Crypto markets showed no sign of letting up on Tuesday after the U.S. Securities and Exchange Commission (SEC) sued crypto exchange Binance and its founder Changpeng "CZ" Zhao on allegations of violating federal securities laws.
Data from Nansen.ai shows that outflows from Binance across all protocols hit $719 million over a 24-hour period.
During the U.S. trading hours, net outflows hit $230 million after the SEC announced its lawsuit against Binance.
Despite the seemingly staggering net outflow, that shows no signs of slowing down, Nansen data also shows that Binance’s stablecoin balance remains healthy. The exchange currently has a stablecoin balance of just over $8 billion, with a seven-day outflow of $519 million, or roughly 6% of holdings. OKX, the exchange with the next largest holdings, has a balance of $4 billion.
In a Twitter thread, Seoul-based crypto analytics firm CryptoQuant pointed out that the withdrawals are well within historical norms.
SAND, MANA Lead Declines
In the complaint, the SEC also alleged that a number of other tokens, including Binance’s BNB token, Solana (SOL), Cardano (ADA), Polygon (MATIC), Coti (COTI) and Algorand blockchains (ALGO), Filecoin network (FIL), Cosmos hub (ATOM), Sandbox platform (SAND), Axie infinity (AXS) and Decentraland (MANA) are securities.

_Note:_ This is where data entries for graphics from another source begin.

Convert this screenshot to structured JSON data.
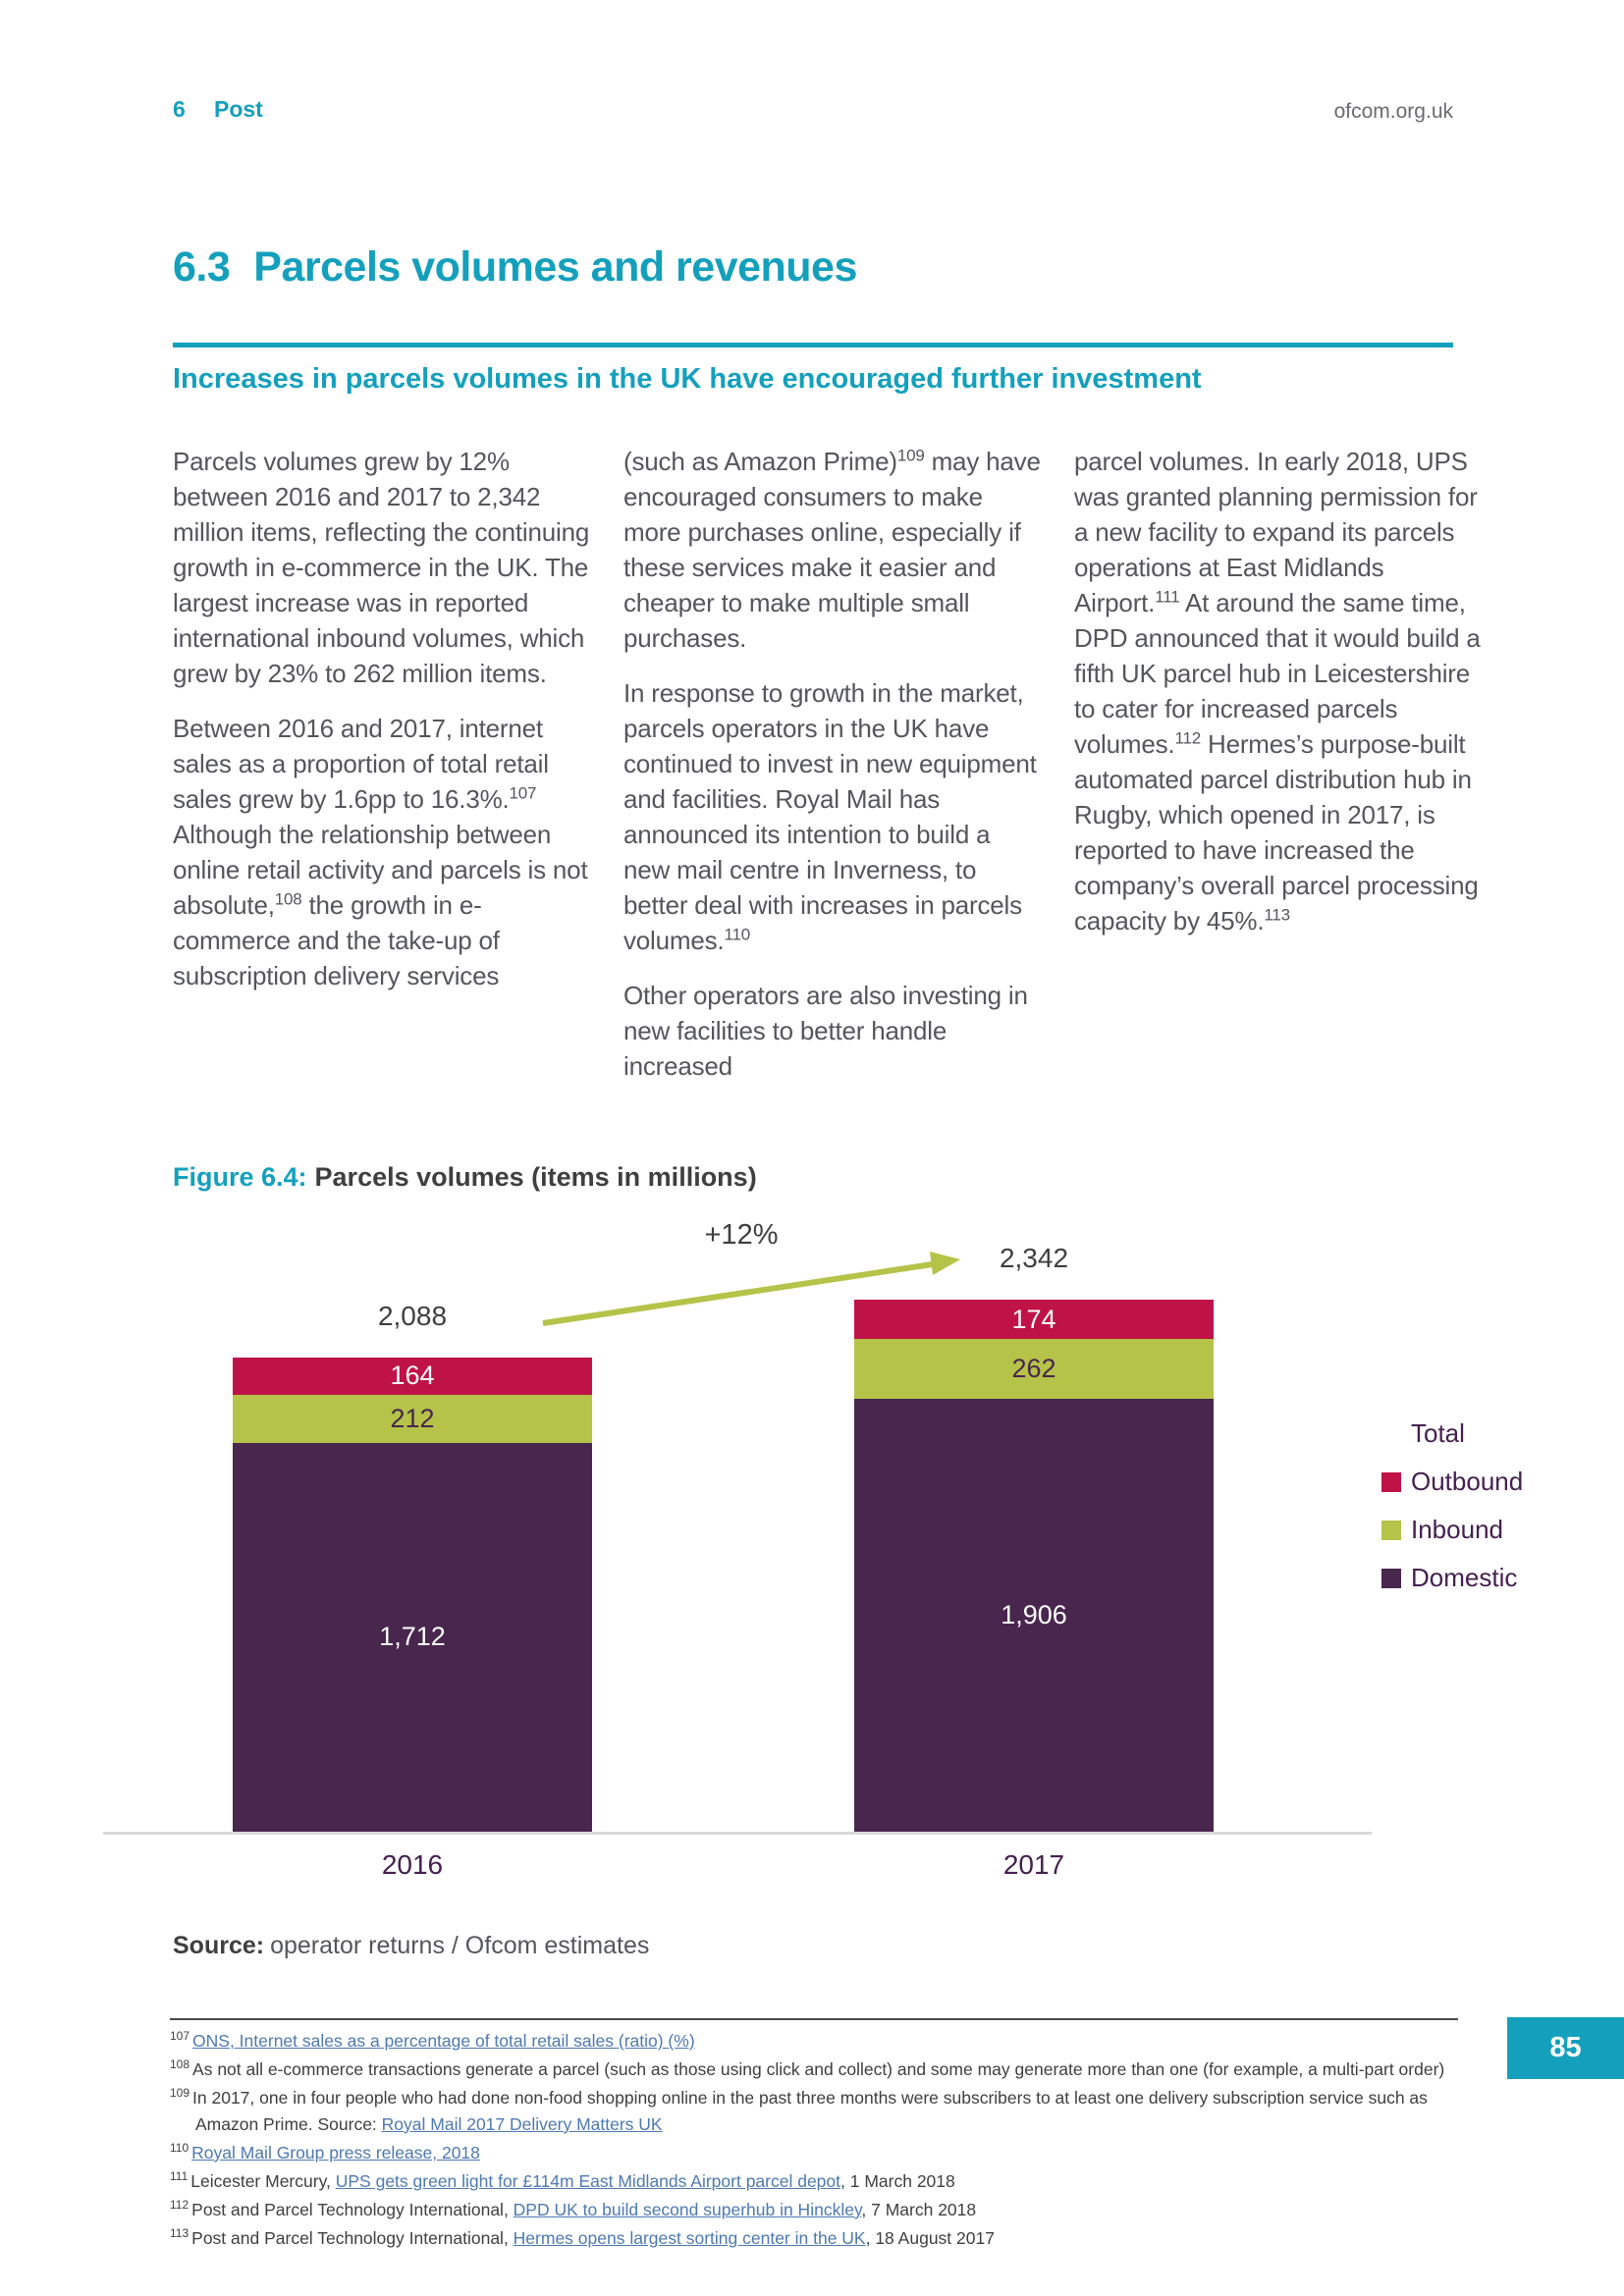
{
  "header": {
    "chapter_number": "6",
    "chapter_title": "Post",
    "site": "ofcom.org.uk"
  },
  "section": {
    "number": "6.3",
    "title": "Parcels volumes and revenues"
  },
  "subtitle": "Increases in parcels volumes in the UK have encouraged further investment",
  "columns": [
    {
      "paragraphs": [
        [
          {
            "text": "Parcels volumes grew by 12% between 2016 and 2017 to 2,342 million items, reflecting the continuing growth in e-commerce in the UK. The largest increase was in reported international inbound volumes, which grew by 23% to 262 million items."
          }
        ],
        [
          {
            "text": "Between 2016 and 2017, internet sales as a proportion of total retail sales grew by 1.6pp to 16.3%."
          },
          {
            "sup": "107"
          },
          {
            "text": " Although the relationship between online retail activity and parcels is not absolute,"
          },
          {
            "sup": "108"
          },
          {
            "text": " the growth in e-commerce and the take-up of subscription delivery services"
          }
        ]
      ]
    },
    {
      "paragraphs": [
        [
          {
            "text": "(such as Amazon Prime)"
          },
          {
            "sup": "109"
          },
          {
            "text": " may have encouraged consumers to make more purchases online, especially if these services make it easier and cheaper to make multiple small purchases."
          }
        ],
        [
          {
            "text": "In response to growth in the market, parcels operators in the UK have continued to invest in new equipment and facilities. Royal Mail has announced its intention to build a new mail centre in Inverness, to better deal with increases in parcels volumes."
          },
          {
            "sup": "110"
          }
        ],
        [
          {
            "text": "Other operators are also investing in new facilities to better handle increased"
          }
        ]
      ]
    },
    {
      "paragraphs": [
        [
          {
            "text": "parcel volumes. In early 2018, UPS was granted planning permission for a new facility to expand its parcels operations at East Midlands Airport."
          },
          {
            "sup": "111"
          },
          {
            "text": " At around the same time, DPD announced that it would build a fifth UK parcel hub in Leicestershire to cater for increased parcels volumes."
          },
          {
            "sup": "112"
          },
          {
            "text": " Hermes’s purpose-built automated parcel distribution hub in Rugby, which opened in 2017, is reported to have increased the company’s overall parcel processing capacity by 45%."
          },
          {
            "sup": "113"
          }
        ]
      ]
    }
  ],
  "figure": {
    "label": "Figure 6.4:",
    "title": "Parcels volumes (items in millions)"
  },
  "chart_data": {
    "type": "bar",
    "subtype": "stacked",
    "title": "Parcels volumes (items in millions)",
    "categories": [
      "2016",
      "2017"
    ],
    "series": [
      {
        "name": "Outbound",
        "color": "#bf1347",
        "label_color": "#ffffff",
        "values": [
          164,
          174
        ]
      },
      {
        "name": "Inbound",
        "color": "#b5c349",
        "label_color": "#48264d",
        "values": [
          212,
          262
        ]
      },
      {
        "name": "Domestic",
        "color": "#48264d",
        "label_color": "#ffffff",
        "values": [
          1712,
          1906
        ]
      }
    ],
    "totals": [
      2088,
      2342
    ],
    "annotation": "+12%",
    "legend": [
      "Total",
      "Outbound",
      "Inbound",
      "Domestic"
    ],
    "legend_position": "right",
    "xlabel": "",
    "ylabel": "",
    "ylim": [
      0,
      2500
    ],
    "grid": false
  },
  "source": {
    "label": "Source:",
    "text": "operator returns / Ofcom estimates"
  },
  "footnotes": [
    {
      "num": "107",
      "runs": [
        {
          "link": "ONS, Internet sales as a percentage of total retail sales (ratio) (%)"
        }
      ]
    },
    {
      "num": "108",
      "runs": [
        {
          "text": "As not all e-commerce transactions generate a parcel (such as those using click and collect) and some may generate more than one (for example, a multi-part order)"
        }
      ]
    },
    {
      "num": "109",
      "runs": [
        {
          "text": "In 2017, one in four people who had done non-food shopping online in the past three months were subscribers to at least one delivery subscription service such as Amazon Prime. Source: "
        },
        {
          "link": "Royal Mail 2017 Delivery Matters UK"
        }
      ]
    },
    {
      "num": "110",
      "runs": [
        {
          "link": "Royal Mail Group press release, 2018"
        }
      ]
    },
    {
      "num": "111",
      "runs": [
        {
          "text": "Leicester Mercury, "
        },
        {
          "link": "UPS gets green light for £114m East Midlands Airport parcel depot"
        },
        {
          "text": ", 1 March 2018"
        }
      ]
    },
    {
      "num": "112",
      "runs": [
        {
          "text": "Post and Parcel Technology International, "
        },
        {
          "link": "DPD UK to build second superhub in Hinckley"
        },
        {
          "text": ", 7 March 2018"
        }
      ]
    },
    {
      "num": "113",
      "runs": [
        {
          "text": "Post and Parcel Technology International, "
        },
        {
          "link": "Hermes opens largest sorting center in the UK"
        },
        {
          "text": ", 18 August 2017"
        }
      ]
    }
  ],
  "page_number": "85",
  "colors": {
    "accent_teal": "#14a0bd",
    "outbound_red": "#bf1347",
    "inbound_green": "#b5c349",
    "domestic_purple": "#48264d",
    "plum_text": "#452050",
    "link_blue": "#4e79b2",
    "arrow_green": "#b5c349"
  }
}
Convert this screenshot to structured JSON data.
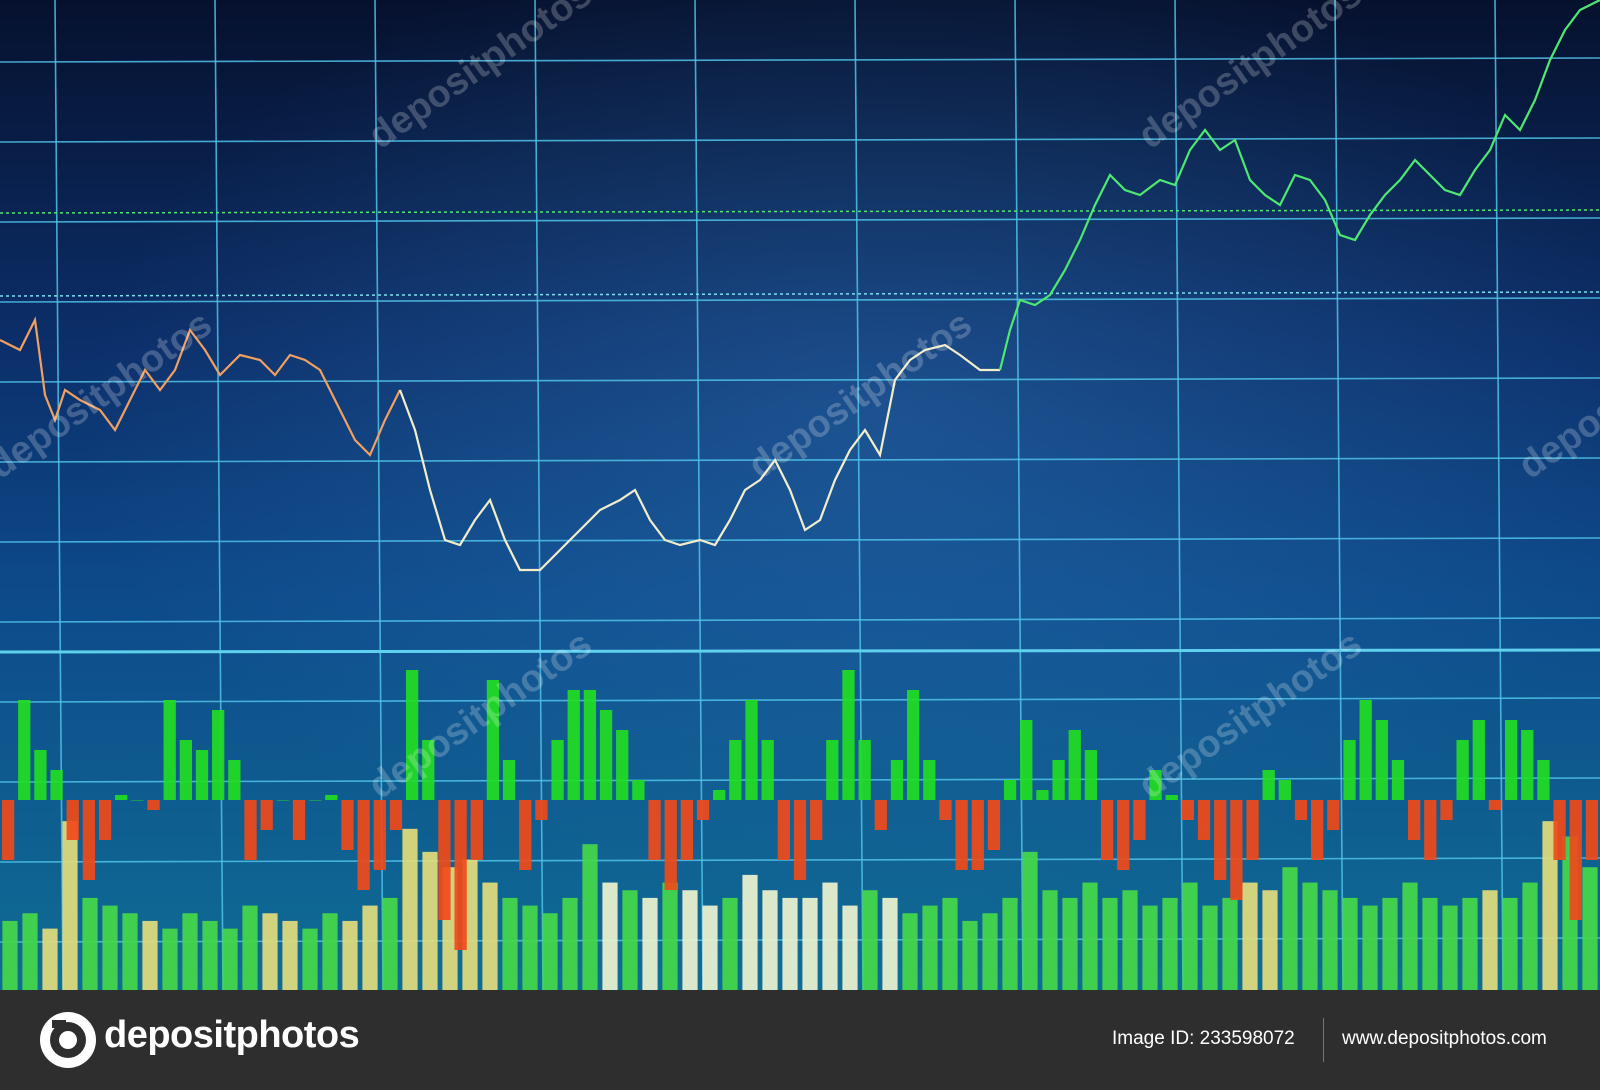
{
  "chart_data": [
    {
      "type": "line",
      "xlim": [
        0,
        320
      ],
      "ylim": [
        0,
        700
      ],
      "series": [
        {
          "color": "#f0a060",
          "x": [
            0,
            4,
            7,
            9,
            11,
            13,
            16,
            20,
            23,
            26,
            29,
            32,
            35,
            38,
            41,
            44,
            48,
            52,
            55,
            58,
            61,
            64,
            68,
            71,
            74,
            77,
            80
          ],
          "values": [
            360,
            350,
            380,
            305,
            280,
            310,
            300,
            290,
            270,
            300,
            330,
            310,
            330,
            370,
            350,
            325,
            345,
            340,
            325,
            345,
            340,
            330,
            290,
            260,
            245,
            280,
            310
          ]
        },
        {
          "color": "#f2eecb",
          "x": [
            80,
            83,
            86,
            89,
            92,
            95,
            98,
            101,
            104,
            108,
            112,
            116,
            120,
            124,
            127,
            130,
            133,
            136,
            140,
            143,
            146,
            149,
            152,
            155,
            158,
            161,
            164,
            167,
            170,
            173,
            176,
            179,
            182,
            185,
            189,
            192,
            196,
            200
          ],
          "values": [
            310,
            270,
            210,
            160,
            155,
            180,
            200,
            160,
            130,
            130,
            150,
            170,
            190,
            200,
            210,
            180,
            160,
            155,
            160,
            155,
            180,
            210,
            220,
            240,
            210,
            170,
            180,
            220,
            250,
            270,
            245,
            320,
            340,
            350,
            355,
            345,
            330,
            330
          ]
        },
        {
          "color": "#4fe870",
          "x": [
            200,
            202,
            204,
            207,
            210,
            213,
            216,
            219,
            222,
            225,
            228,
            232,
            235,
            238,
            241,
            244,
            247,
            250,
            253,
            256,
            259,
            262,
            265,
            268,
            271,
            274,
            277,
            280,
            283,
            286,
            289,
            292,
            295,
            298,
            301,
            304,
            307,
            310,
            313,
            316,
            320
          ],
          "values": [
            330,
            370,
            400,
            395,
            405,
            430,
            460,
            495,
            525,
            510,
            505,
            520,
            515,
            550,
            570,
            550,
            560,
            520,
            505,
            495,
            525,
            520,
            500,
            465,
            460,
            485,
            505,
            520,
            540,
            525,
            510,
            505,
            530,
            550,
            585,
            570,
            600,
            640,
            670,
            690,
            700
          ]
        }
      ]
    },
    {
      "type": "bar",
      "ylim": [
        0,
        645
      ],
      "values": [
        45,
        50,
        40,
        110,
        60,
        55,
        50,
        45,
        40,
        50,
        45,
        40,
        55,
        50,
        45,
        40,
        50,
        45,
        55,
        60,
        105,
        90,
        80,
        85,
        70,
        60,
        55,
        50,
        60,
        95,
        70,
        65,
        60,
        70,
        65,
        55,
        60,
        75,
        65,
        60,
        60,
        70,
        55,
        65,
        60,
        50,
        55,
        60,
        45,
        50,
        60,
        90,
        65,
        60,
        70,
        60,
        65,
        55,
        60,
        70,
        55,
        60,
        70,
        65,
        80,
        70,
        65,
        60,
        55,
        60,
        70,
        60,
        55,
        60,
        65,
        60,
        70,
        110,
        100,
        80
      ],
      "colors": [
        "#45d84a",
        "#45d84a",
        "#e3dc7c",
        "#e3dc7c",
        "#45d84a",
        "#45d84a",
        "#45d84a",
        "#e3dc7c",
        "#45d84a",
        "#45d84a",
        "#45d84a",
        "#45d84a",
        "#45d84a",
        "#e3dc7c",
        "#e3dc7c",
        "#45d84a",
        "#45d84a",
        "#e3dc7c",
        "#e3dc7c",
        "#45d84a",
        "#e3dc7c",
        "#e3dc7c",
        "#e3dc7c",
        "#e3dc7c",
        "#e3dc7c",
        "#45d84a",
        "#45d84a",
        "#45d84a",
        "#45d84a",
        "#45d84a",
        "#eef3cf",
        "#45d84a",
        "#eef3cf",
        "#45d84a",
        "#eef3cf",
        "#eef3cf",
        "#45d84a",
        "#eef3cf",
        "#eef3cf",
        "#eef3cf",
        "#eef3cf",
        "#eef3cf",
        "#eef3cf",
        "#45d84a",
        "#eef3cf",
        "#45d84a",
        "#45d84a",
        "#45d84a",
        "#45d84a",
        "#45d84a",
        "#45d84a",
        "#45d84a",
        "#45d84a",
        "#45d84a",
        "#45d84a",
        "#45d84a",
        "#45d84a",
        "#45d84a",
        "#45d84a",
        "#45d84a",
        "#45d84a",
        "#45d84a",
        "#e3dc7c",
        "#e3dc7c",
        "#45d84a",
        "#45d84a",
        "#45d84a",
        "#45d84a",
        "#45d84a",
        "#45d84a",
        "#45d84a",
        "#45d84a",
        "#45d84a",
        "#45d84a",
        "#e3dc7c",
        "#45d84a",
        "#45d84a",
        "#e3dc7c",
        "#45d84a",
        "#45d84a"
      ]
    },
    {
      "type": "bar",
      "ylim": [
        -190,
        800
      ],
      "up_color": "#22dd22",
      "down_color": "#f04a1a",
      "values": [
        -60,
        100,
        50,
        30,
        -40,
        -80,
        -40,
        5,
        0,
        -10,
        100,
        60,
        50,
        90,
        40,
        -60,
        -30,
        0,
        -40,
        0,
        5,
        -50,
        -90,
        -70,
        -30,
        130,
        60,
        -120,
        -150,
        -60,
        120,
        40,
        -70,
        -20,
        60,
        110,
        110,
        90,
        70,
        20,
        -60,
        -90,
        -60,
        -20,
        10,
        60,
        100,
        60,
        -60,
        -80,
        -40,
        60,
        130,
        60,
        -30,
        40,
        110,
        40,
        -20,
        -70,
        -70,
        -50,
        20,
        80,
        10,
        40,
        70,
        50,
        -60,
        -70,
        -40,
        30,
        5,
        -20,
        -40,
        -80,
        -100,
        -60,
        30,
        20,
        -20,
        -60,
        -30,
        60,
        100,
        80,
        40,
        -40,
        -60,
        -20,
        60,
        80,
        -10,
        80,
        70,
        40,
        -60,
        -120,
        -60
      ]
    }
  ],
  "watermark": "depositphotos",
  "footer": {
    "brand": "depositphotos",
    "image_id": "Image ID: 233598072",
    "site": "www.depositphotos.com"
  }
}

Most of these tokens continued well into the red during the Asia trading day.
Metaverse majors SAND and MANA led the declines, with SAND down 13% to $0.52 and MANA down 11.6% to $0.45. Meanwhile, Binance’s BNB is down 8% to $276.48.
The CoinDesk Market Index (CMI) is flat, down 0.08%.
During the Asia trading day, $26 million in positions were liquidated, according to CoinGlass, with $16.8 million being long positions. This brings the total liquidations in a 24-hour time span to $296.5, with $271 million being long.